Джейк расхохотался было, но сразу осекся, заметив, что никто, кроме него, не смеется.
— С другой стороны, я — мужчина, да еще и не «голубой», а потому автоматически попадаю под подозрение. С этим понятно. Что же касается моего происхождения, то тут уж вы меня никак со счетов не сбросите — я настоящий негр, потомок рабов, трудивших^ ся на плантациях табака в Кентукки. Мои родители жили в трех кварталах от лавки, хозяина которой убил Доминго, а брат и две сестры до сих пор живут в том районе, и на месте погибшего могли оказаться они или их дети. От реальной жизни я не отрывался, как раз наоборот. Да там весь район возмущен этим убийством, я сам слышал, как они кричали, что Доминго надо в газовую камеру отправить, а не цацкаться с ним. Он для них не политический символ боли угнетенного народа, а отщепенец и последний гад. Они не хотят, чтобы из этого негодяя делали пример для подражания или возносили на пьедестал как типичного представителя негритянского народа. Ты знаешь, мисс Майра, что говорят простые люди? Что не надо «расовыми беспорядками» оправдывать убийства невинных людей — хоть белых, хоть черных, хоть фиолетовых.
— Ты, мистер Абернати, снаружи только черный, а внутри — ясно какой, — парировала Майра. — Ты готов перечеркнуть сотни лет угнетения, издевательств и унижений, забыть все прошлые обиды. Однако не все так легко относятся к своей истории.
Джейк понял, что конфликт между членами комитета возник не сегодня, они явно продолжали спор, тянущийся из заседания в заседание.

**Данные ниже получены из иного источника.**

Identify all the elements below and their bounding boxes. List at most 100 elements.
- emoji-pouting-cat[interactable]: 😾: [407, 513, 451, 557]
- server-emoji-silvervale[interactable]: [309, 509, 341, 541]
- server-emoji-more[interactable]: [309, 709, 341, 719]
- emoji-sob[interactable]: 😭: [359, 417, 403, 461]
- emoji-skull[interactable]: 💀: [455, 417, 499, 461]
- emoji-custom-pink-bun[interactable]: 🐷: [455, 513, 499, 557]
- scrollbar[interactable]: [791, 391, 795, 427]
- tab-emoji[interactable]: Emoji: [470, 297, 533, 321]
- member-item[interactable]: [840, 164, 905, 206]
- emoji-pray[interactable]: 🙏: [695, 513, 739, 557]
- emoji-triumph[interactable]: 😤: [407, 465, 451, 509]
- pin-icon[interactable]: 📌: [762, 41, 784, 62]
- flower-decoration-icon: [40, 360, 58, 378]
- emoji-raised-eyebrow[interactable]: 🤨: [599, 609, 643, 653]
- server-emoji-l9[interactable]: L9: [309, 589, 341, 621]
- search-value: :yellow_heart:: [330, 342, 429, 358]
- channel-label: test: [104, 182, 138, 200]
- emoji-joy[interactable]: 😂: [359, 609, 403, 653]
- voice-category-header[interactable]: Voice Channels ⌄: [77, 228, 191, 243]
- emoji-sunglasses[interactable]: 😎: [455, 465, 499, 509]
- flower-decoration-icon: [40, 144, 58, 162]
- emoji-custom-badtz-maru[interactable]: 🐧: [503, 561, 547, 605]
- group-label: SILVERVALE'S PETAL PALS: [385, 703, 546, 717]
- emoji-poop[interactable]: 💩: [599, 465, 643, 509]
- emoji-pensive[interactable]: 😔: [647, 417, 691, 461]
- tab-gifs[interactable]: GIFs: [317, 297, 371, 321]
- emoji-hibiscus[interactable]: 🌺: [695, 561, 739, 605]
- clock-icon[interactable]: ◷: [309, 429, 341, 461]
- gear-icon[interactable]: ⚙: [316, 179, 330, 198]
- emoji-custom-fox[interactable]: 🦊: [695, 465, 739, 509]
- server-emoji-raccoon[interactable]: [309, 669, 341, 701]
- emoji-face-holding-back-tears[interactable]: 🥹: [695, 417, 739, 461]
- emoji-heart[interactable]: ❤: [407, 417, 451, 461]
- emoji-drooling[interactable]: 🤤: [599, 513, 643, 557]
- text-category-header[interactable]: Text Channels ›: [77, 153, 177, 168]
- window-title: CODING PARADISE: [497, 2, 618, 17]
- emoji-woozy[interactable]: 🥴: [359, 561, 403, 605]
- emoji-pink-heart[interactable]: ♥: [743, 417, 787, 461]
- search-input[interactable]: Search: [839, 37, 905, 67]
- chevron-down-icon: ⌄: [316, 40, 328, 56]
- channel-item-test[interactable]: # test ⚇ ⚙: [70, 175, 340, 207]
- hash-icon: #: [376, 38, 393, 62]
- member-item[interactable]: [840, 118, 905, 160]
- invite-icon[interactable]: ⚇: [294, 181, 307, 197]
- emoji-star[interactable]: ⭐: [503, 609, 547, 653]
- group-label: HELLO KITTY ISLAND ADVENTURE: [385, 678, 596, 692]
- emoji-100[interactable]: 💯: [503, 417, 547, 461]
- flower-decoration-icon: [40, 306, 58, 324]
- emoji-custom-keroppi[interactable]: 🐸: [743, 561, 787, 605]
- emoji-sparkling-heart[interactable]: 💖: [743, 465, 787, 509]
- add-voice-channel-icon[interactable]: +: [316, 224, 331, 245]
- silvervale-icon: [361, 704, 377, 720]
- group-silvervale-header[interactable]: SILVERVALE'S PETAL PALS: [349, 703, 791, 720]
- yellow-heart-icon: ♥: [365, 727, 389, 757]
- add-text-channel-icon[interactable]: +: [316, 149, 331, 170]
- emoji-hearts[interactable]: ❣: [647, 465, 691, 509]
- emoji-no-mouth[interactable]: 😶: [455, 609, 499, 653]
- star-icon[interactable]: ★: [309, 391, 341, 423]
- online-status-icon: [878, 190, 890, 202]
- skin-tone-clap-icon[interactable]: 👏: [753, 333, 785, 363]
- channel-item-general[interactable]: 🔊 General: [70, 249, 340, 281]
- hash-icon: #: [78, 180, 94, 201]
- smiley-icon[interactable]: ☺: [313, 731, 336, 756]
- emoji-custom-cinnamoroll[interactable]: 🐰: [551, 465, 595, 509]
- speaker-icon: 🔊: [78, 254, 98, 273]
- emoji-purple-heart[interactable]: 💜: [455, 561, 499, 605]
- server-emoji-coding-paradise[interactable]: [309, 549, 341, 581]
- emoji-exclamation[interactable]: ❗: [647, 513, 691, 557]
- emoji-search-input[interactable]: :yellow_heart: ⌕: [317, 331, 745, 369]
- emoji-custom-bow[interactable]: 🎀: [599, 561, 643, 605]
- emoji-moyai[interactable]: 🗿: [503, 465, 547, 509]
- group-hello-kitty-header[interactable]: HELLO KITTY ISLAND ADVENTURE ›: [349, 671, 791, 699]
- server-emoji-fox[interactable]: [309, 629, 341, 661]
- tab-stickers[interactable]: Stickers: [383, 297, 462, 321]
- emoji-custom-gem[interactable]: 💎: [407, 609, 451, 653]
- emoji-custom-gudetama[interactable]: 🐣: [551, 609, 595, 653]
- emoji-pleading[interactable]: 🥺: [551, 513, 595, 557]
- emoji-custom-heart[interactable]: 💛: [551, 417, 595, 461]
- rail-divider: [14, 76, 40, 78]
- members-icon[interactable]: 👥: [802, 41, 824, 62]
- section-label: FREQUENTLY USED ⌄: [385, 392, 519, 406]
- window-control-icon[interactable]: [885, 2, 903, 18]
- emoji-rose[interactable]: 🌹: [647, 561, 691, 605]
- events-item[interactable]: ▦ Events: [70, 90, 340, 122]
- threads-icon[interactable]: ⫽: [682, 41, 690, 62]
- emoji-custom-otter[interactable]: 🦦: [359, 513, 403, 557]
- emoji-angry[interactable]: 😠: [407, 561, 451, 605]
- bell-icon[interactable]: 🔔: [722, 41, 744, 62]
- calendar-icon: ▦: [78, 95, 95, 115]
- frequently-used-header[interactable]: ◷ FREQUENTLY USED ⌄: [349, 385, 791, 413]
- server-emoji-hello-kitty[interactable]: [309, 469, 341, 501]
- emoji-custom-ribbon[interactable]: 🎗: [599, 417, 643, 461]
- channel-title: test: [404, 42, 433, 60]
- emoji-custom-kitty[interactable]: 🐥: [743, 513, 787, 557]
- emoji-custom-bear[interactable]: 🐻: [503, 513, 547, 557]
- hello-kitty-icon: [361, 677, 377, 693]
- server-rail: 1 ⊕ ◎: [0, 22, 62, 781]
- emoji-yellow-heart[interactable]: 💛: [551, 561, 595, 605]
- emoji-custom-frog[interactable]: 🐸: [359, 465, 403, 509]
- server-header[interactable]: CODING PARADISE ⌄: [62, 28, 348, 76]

— Послушай себя со стороны. Ты говоришь, что мы имеем право быть расистами. Нас притесняли, теперь пора нам за это отыграться? Нас ненавидели, теперь мы можем спокойно ненавидеть других? А кому от этого будет хуже? Не белым людям, нет. Им наша ненависть без разницы. Страдают, в первую очередь, сами негры. Мы превратились в низший класс общества, живущий за счет пособия по бедности и зависящий от милости либеральных политиков — белых и черных, — устанавливающих размер дотаций на жилье. Нашим женщинам сейчас выгоднее рожать детей вне брака, чем выходить замуж, потому что замужним пособие не положено. А еще выгоднее сделать аборт, потому что его оплатит льготная страховка. Две трети негритянских ребятишек растут в неполных семьях, и не надо на меня смотреть, будто я тут мораль затеял читать. Каждому ребенку нужен отец, а мы внушаем мужчинам, что женщины и дети прекрасно обходятся без них, Влиятельные люди с обеих сторон встречаются и подолгу разбирают, что одни предки сделали другим предкам, а когда преступник совершает преступление, его немедленно начинают оправдывать, будто он хулиганил, грабил и торговал наркотиками из-за того, что его прадедушке плохо приходилось на хлопковых полях. Когда же мы перестанем обвинять друг друга и начнем воспитывать молодое поколение так, чтобы они умели брать на себя ответственность за свои поступки? А ты, Майра, не строй из себя великомученицу, ты так привыкла изображать жертву, что забыла о других формах существования.